Lucía un traje de terciopelo nacarado, y de sus amplias mangas forradas de armiño brotaban sus manos patricias, infinitamente delicadas, con dedos largos y torneados, cuya transparencia ideal el día atravesaba como si fuese la aurora.

Recuerdo cada detalle con la misma nitidez que si lo hubiese visto ayer, y aunque me abrumaba absolutamente todo aquello, nada se me escapaba; el rasgo más leve, el pequeño lunar en el extremo de su barbilla, el imperceptible vello de la comisura de sus labios, el terciopelo de su frente, la trémula sombra que las cejas lanzaban sobre las mejillas: todo lo percibí con asombrosa lucidez.

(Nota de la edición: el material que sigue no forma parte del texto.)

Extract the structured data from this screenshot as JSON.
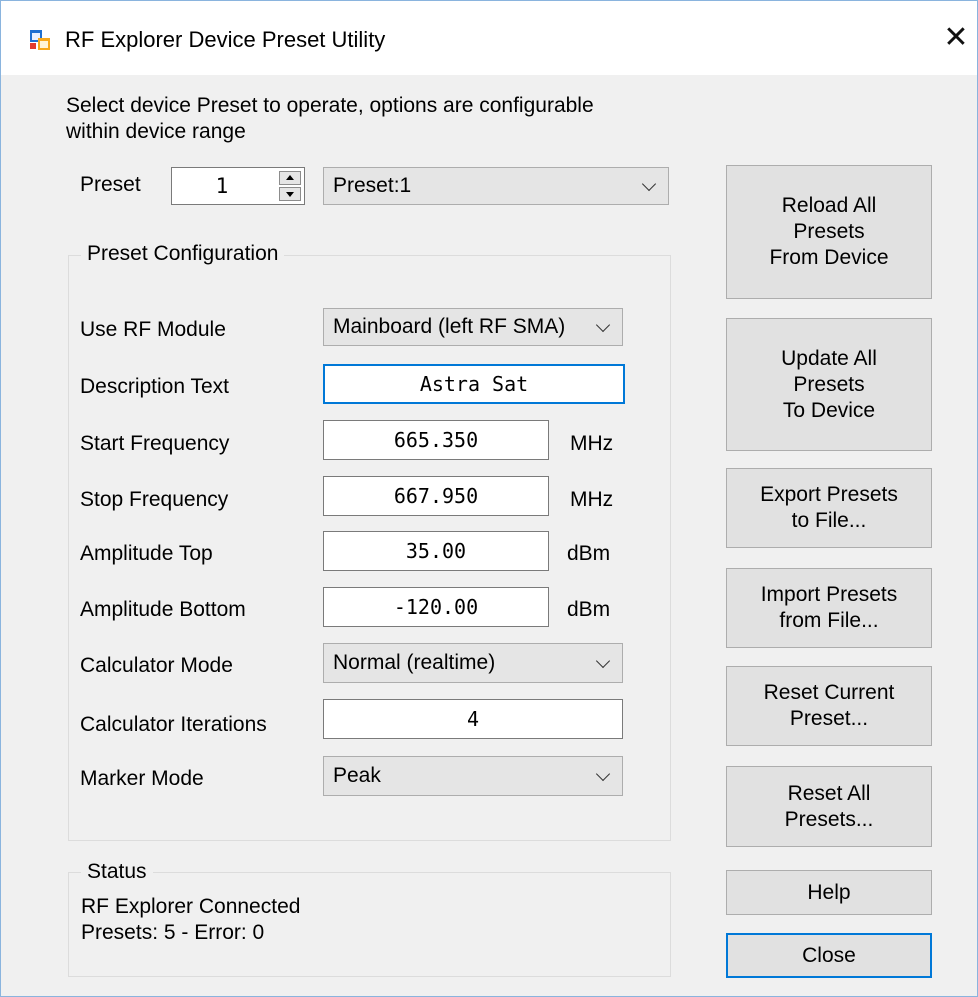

Noté que al admirarla se abrían en mí puertas que hasta entonces habían permanecido cerradas; huecos taponados se despejaban para dejar pasar una luz que bañaba ahora ignoradas perspectivas. La vida cobraba un aspecto completamente múltiple; nacía en mi interior una nueva existencia, otro orden de ideas. Una espantosa angustia me oprimía el corazón; cada minuto que transcurría me parecía, al mismo tiempo, un segundo y un siglo.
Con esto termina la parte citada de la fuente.